BOJ's Nakamura upbeat on Japan recovery
Bank of Japan board member Seiji Nakamura said solid global growth will help Japan's recovery accelerate later this year but warned that the country cannot afford policy paralysis when the wounds of the devastating earthquake in March have yet to heal.
Prime Minister Naoto Kan survived a no-confidence vote in parliament on Thursday after he offered to resign, probably in autumn, but the unpopular leader will still struggle to break a policy deadlock given a split in his own party and a divided parliament.
The political turmoil clouds the outlook for an economy that was knocked back into recession by the disaster, as supply chain disruptions and power shortages hit output and exports.
Japan cannot allow, and does not have room, for an interruption of policy or paralysis when it needs to deal with the aftermath of the earthquake and the Fukushima nuclear disaster, Nakamura told reporters after meeting business leaders on Thursday in Nara, western Japan.
Nakamura said consumer sentiment appeared to be picking up and households were now more willing to spend than they were immediately after the disaster, while companies were gradually restoring output to pre-quake levels.
Japan's economic recovery is expected to accelerate toward the latter half of the current fiscal year, Nakamura said.

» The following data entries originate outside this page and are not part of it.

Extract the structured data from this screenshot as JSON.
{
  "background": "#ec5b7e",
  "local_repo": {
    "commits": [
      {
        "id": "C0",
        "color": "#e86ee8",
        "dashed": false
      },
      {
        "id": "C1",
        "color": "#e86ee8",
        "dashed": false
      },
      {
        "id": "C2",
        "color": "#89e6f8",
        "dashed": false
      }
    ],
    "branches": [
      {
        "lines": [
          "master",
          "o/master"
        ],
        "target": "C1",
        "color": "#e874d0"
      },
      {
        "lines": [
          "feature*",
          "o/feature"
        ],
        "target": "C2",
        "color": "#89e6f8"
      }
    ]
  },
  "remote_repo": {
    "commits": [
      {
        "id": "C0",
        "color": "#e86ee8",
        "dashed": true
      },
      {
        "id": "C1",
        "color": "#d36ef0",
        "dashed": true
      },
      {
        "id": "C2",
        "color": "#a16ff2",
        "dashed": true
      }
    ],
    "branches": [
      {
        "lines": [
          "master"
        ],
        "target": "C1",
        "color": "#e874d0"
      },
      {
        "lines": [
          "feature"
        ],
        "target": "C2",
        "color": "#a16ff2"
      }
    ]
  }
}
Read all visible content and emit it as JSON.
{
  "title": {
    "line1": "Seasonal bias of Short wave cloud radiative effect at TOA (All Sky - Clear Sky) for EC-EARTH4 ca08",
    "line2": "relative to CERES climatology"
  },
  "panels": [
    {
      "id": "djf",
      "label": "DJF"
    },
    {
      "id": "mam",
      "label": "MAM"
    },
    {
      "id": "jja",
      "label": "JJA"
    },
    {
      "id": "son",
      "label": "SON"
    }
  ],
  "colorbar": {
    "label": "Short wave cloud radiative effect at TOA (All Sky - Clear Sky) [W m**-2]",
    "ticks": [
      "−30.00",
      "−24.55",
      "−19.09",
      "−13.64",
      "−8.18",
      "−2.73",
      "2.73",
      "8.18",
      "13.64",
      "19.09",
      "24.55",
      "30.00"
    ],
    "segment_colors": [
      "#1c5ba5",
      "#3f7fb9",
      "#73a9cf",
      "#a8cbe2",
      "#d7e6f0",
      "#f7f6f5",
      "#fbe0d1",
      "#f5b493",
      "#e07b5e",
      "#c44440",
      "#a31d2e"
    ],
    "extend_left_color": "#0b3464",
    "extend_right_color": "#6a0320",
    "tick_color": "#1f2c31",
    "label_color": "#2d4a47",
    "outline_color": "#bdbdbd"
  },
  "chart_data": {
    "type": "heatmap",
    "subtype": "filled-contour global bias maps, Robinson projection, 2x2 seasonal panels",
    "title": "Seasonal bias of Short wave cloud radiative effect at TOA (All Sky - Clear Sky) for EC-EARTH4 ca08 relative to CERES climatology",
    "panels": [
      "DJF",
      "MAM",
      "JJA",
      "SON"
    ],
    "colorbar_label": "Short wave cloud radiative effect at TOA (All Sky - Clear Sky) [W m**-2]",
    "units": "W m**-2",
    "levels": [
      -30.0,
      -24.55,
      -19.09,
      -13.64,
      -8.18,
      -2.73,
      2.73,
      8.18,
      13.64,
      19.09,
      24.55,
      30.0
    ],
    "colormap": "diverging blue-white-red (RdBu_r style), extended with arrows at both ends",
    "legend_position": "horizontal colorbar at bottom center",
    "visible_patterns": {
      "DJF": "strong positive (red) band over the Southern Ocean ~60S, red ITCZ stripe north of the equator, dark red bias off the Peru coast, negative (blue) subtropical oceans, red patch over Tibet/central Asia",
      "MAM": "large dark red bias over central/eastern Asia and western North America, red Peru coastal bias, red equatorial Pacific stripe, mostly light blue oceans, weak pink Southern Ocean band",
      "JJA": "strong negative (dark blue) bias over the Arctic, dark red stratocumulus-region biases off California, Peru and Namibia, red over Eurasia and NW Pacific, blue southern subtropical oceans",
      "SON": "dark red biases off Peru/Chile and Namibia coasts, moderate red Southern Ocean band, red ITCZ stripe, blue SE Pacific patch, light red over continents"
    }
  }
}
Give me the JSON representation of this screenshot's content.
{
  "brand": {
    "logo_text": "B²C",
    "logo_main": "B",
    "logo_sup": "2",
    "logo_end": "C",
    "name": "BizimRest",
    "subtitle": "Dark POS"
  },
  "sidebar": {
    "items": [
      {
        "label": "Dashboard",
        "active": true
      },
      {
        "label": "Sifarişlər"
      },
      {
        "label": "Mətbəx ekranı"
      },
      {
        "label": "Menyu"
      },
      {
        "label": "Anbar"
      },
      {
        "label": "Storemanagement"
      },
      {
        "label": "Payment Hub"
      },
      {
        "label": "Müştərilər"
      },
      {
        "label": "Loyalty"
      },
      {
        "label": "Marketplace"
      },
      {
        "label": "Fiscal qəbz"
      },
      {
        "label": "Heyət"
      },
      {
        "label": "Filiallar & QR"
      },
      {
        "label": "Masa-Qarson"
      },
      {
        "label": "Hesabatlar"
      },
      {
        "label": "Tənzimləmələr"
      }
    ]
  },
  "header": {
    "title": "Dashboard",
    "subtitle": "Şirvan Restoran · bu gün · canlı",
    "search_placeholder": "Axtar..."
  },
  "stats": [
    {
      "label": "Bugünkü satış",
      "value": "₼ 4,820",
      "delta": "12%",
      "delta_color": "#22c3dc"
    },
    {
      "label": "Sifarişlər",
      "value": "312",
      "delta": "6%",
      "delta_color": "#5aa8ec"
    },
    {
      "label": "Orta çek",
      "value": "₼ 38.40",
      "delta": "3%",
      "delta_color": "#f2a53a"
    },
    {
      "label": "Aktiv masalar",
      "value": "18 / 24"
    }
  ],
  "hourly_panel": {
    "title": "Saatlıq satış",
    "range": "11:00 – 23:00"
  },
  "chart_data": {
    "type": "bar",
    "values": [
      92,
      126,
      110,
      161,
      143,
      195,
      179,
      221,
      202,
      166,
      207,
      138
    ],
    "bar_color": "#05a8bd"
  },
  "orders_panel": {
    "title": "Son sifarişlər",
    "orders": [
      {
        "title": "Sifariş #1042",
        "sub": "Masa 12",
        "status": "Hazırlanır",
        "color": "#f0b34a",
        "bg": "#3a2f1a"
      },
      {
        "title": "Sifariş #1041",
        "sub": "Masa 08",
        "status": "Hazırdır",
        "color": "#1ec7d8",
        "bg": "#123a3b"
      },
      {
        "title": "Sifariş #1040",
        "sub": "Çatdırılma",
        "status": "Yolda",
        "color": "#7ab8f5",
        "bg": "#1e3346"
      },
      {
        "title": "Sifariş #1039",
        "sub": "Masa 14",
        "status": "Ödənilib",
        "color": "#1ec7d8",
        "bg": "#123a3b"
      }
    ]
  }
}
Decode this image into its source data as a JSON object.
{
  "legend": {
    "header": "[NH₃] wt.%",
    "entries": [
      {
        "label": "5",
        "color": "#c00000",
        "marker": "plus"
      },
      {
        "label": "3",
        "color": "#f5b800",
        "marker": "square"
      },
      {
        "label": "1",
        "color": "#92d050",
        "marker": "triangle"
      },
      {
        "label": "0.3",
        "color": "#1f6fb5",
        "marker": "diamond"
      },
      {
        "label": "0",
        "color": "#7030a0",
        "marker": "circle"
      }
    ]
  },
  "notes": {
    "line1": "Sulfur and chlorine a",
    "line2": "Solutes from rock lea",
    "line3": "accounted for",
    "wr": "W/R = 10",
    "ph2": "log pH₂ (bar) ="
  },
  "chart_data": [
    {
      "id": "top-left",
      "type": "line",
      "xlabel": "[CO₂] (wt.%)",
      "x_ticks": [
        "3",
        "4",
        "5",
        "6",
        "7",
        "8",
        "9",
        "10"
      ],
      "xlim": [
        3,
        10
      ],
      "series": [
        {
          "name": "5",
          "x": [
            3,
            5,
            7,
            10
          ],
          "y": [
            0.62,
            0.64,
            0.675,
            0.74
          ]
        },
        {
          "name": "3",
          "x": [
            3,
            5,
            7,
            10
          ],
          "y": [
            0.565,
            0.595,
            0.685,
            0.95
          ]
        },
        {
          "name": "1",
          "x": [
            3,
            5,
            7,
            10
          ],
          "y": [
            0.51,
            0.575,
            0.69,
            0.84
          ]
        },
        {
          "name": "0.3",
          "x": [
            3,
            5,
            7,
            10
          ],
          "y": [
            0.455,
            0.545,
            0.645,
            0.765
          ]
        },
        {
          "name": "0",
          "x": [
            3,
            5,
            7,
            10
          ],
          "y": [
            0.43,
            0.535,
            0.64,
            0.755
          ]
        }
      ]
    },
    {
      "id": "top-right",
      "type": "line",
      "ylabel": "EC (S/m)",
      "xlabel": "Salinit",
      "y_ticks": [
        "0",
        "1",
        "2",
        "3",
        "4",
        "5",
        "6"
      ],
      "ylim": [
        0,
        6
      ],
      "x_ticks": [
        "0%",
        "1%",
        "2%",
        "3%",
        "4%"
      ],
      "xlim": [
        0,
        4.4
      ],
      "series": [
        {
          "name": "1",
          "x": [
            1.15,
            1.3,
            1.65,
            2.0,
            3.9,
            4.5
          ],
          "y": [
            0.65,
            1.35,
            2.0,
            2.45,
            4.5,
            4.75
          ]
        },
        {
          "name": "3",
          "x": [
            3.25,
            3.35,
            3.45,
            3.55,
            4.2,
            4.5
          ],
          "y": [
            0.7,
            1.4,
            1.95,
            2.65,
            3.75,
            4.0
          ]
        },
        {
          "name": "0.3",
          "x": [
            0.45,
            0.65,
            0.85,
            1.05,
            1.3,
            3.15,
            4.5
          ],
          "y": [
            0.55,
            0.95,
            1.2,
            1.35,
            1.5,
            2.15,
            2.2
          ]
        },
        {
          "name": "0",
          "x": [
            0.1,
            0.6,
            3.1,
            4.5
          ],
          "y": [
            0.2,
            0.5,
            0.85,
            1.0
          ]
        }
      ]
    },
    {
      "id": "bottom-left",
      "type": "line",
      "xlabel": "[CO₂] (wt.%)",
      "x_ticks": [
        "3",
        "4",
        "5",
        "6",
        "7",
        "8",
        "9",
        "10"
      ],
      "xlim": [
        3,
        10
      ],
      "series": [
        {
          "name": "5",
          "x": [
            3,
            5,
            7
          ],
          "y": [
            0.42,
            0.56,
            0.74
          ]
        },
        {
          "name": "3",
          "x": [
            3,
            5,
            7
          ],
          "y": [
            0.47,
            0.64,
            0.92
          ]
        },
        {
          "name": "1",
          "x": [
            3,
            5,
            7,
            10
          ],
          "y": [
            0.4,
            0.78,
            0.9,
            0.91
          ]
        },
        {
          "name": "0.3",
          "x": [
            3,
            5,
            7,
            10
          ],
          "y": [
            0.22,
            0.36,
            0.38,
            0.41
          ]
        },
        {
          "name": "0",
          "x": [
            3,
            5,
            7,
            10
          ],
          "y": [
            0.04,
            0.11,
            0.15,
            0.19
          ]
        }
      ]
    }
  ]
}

He was unfazed by signs of a slowdown in global factory growth, saying the world recovery was on track and would help Japanese exports rebound in the autumn.
His comments underscore the dominant market view that the Bank of Japan will hold off on easing monetary policy further in the short run, unless a renewed spike in the yen or steep falls in stock prices severely hurt sentiment.
Nakamura was cautious about expanding the central bank's loan scheme targeting growth industries despite its cumulative lending commitment nearing a 3 trillion yen ($37 billion) cap, suggesting there was no consensus within the board yet on whether to boost the program this month.
NO CONSENSUS ON LOAN SCHEME
The 9.0 magnitude quake and a deadly tsunami that struck Japan's northeast left around 24,000 dead or missing and triggered the world's worst nuclear crisis in 25 years, pushing Japan into its second recession in less than three years.
The BOJ eased monetary policy just days after the earthquake but has stood pat since then on the view the economy will resume a moderate recovery before the end of the year, fueled in part by reconstruction.
It has signaled, however, that it stands ready to loosen policy further if the damage from the quake proves greater than expected and hits domestic demand.
Data released on Thursday showed Japanese companies raised spending on plant and equipment in January-March at roughly the same annual rate as in the previous quarter, suggesting that the economy may have contracted less in the first quarter than initially reported.
The capital spending figures will be used to calculate revised gross domestic product (GDP) figures for the first quarter, due on June 9. Analysts expect the capital spending data to contribute to a slight upward revision.
With interest rates virtually at zero and with few tools left to bolster the economy, one option for the BOJ as it seeks ways to support post-quake reconstruction may be to expand the loan scheme targeting high-growth sectors.
Sources familiar with the BOJ's thinking have said the central bank will consider boosting the scheme, under which it offers cheap loans to commercial banks that lend to companies with growth potential, as early as its next rate review in June.
But Nakamura said he was against an expansion without addressing the program's drawbacks. Some in the banking industry have said the scheme was crowding out investment opportunities for private financial institutions and squeezing their profit margins.
Nakamura also warned that while markets can absorb any additional bond issuance to pay for post-quake reconstruction, there was no room for complacency given Japan's severe fiscal state.
Markets might suddenly turn against us unless Japan comes up with a roadmap for fiscal reform while market trust (in JGBs) still remains. Japan is not off the hook just because interest rates are low, he said.
A former shipping industry executive who joined the BOJ in 2007, Nakamura has mostly voted with the majority of the board and toed the central bank's official line on policy.